Exact values for sin(45) and cos(45)

1/√2 (not √2/2)

Area of a triangle

½ b × h

Area of a quadrilateral

b × h

Area of a trapezium

½ (a + b) h

How to find the area of a complex shape

• Split it into parts where you can find the area of those parts

• If a shape looks cut out:

  • Take away the area of the cutted out part away from the entire area.

How to find the area of shapes

• Make sure the lengths are in the same unit of measure.

• Give the answer in square (unit of measure).

• If the unit is not present next to the space provided to write your answer:

  • Write the unit next to your answer.

To answer questions with unfamiliar problems…

• Write out the formula before substituting values.

• Write lengths or angles you work out neatly on the diagram given.

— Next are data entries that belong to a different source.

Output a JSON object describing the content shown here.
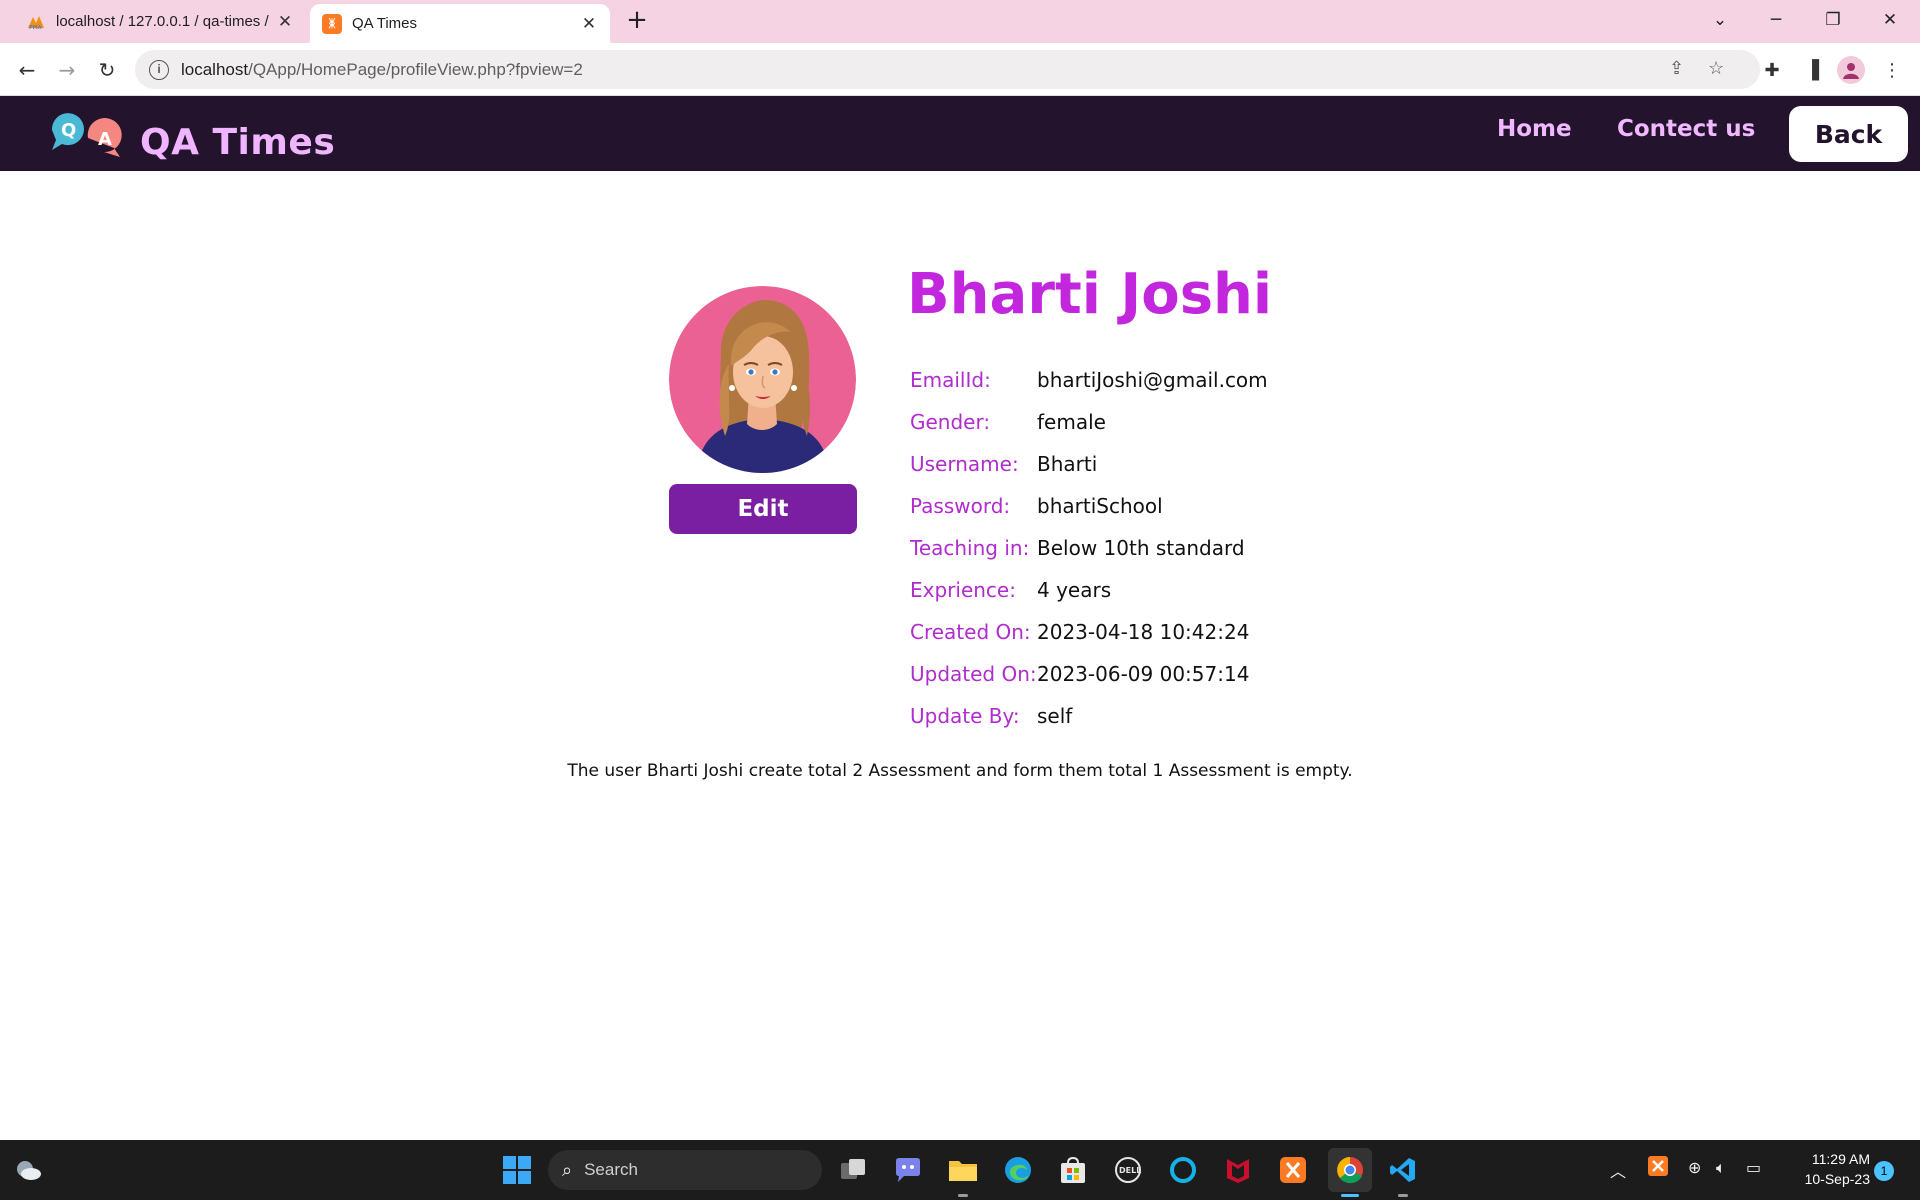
{
  "browser": {
    "tabs": [
      {
        "title": "localhost / 127.0.0.1 / qa-times /",
        "active": false,
        "icon": "phpmyadmin-icon"
      },
      {
        "title": "QA Times",
        "active": true,
        "icon": "xampp-icon"
      }
    ],
    "url_host": "localhost",
    "url_path": "/QApp/HomePage/profileView.php?fpview=2"
  },
  "site": {
    "brand": "QA Times",
    "logo_letters": [
      "Q",
      "A"
    ],
    "nav": {
      "home": "Home",
      "contact": "Contect us",
      "back": "Back"
    }
  },
  "profile": {
    "name": "Bharti Joshi",
    "edit_label": "Edit",
    "fields": [
      {
        "label": "EmailId:",
        "value": "bhartiJoshi@gmail.com"
      },
      {
        "label": "Gender:",
        "value": "female"
      },
      {
        "label": "Username:",
        "value": "Bharti"
      },
      {
        "label": "Password:",
        "value": "bhartiSchool"
      },
      {
        "label": "Teaching in:",
        "value": "Below 10th standard"
      },
      {
        "label": "Exprience:",
        "value": "4 years"
      },
      {
        "label": "Created On:",
        "value": "2023-04-18 10:42:24"
      },
      {
        "label": "Updated On:",
        "value": "2023-06-09 00:57:14"
      },
      {
        "label": "Update By:",
        "value": "self"
      }
    ],
    "summary": "The user Bharti Joshi create total 2 Assessment and form them total 1 Assessment is empty."
  },
  "taskbar": {
    "search_placeholder": "Search",
    "time": "11:29 AM",
    "date": "10-Sep-23",
    "notification_count": "1"
  },
  "colors": {
    "header_bg": "#23132d",
    "brand": "#f0b5ff",
    "accent": "#c227dd",
    "label": "#b02ccd",
    "edit_button": "#7b1fa2",
    "tabbar": "#f5d3e3"
  }
}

• Draw your own sketch if that helps.

• Use algebra for unknown variables.

• If it’s tricky, use some numbers instead of variables.

Area conversions

1cm² = 10²mm² = 100mm²

1m² = 100²cm² = 10,000cm²

1km² = 1000²m² = 1,000,000m²

Volume conversions

1cm³ = 10³mm³ = 100mm³

1m³ = 100³cm³ = 10,000cm³

1km³ = 1000³m³ = 1,000,000m³

Unit of area/volume conversions

• The multiplier for an area conversion is the length multiplier squared

• The multiplier for a volume conversion is the length of the multiplier cubed

Prism

A 3D shape which has a constant cross-section

Surface area

The area of all of the faces combined in a 3D shape

Circumference of a circle

2πr or πd

Area of a cylinder

πr²h

Surface area of a cylinder

2πr² × 2πrh

Sector

A fraction of a circle cut out along the circumference with the two straight sides being the radius of the circle it was derived from.

Formula including sectors

Sector = x/360

Area of sector = x/360 × πr²

Arc length = x/360 × 2πr

Volume of a cone

⅓ πr²h

Volume of a sphere

4/3πr³

Volume of a pyramid

⅓ × Area of base × vertical height

Curved surface area of a cone

πrl

Total surface area of a cone

πrl + πr²

^{(l means the slant height)}

Surface area of a sphere

4πr²

Elevation

A 2D drawing of a 3D shape from a different direction.

Command word: Construct

Draw accurately with a pencil, ruler, compasses or protractor. You shouldn’t rub out any construction lines.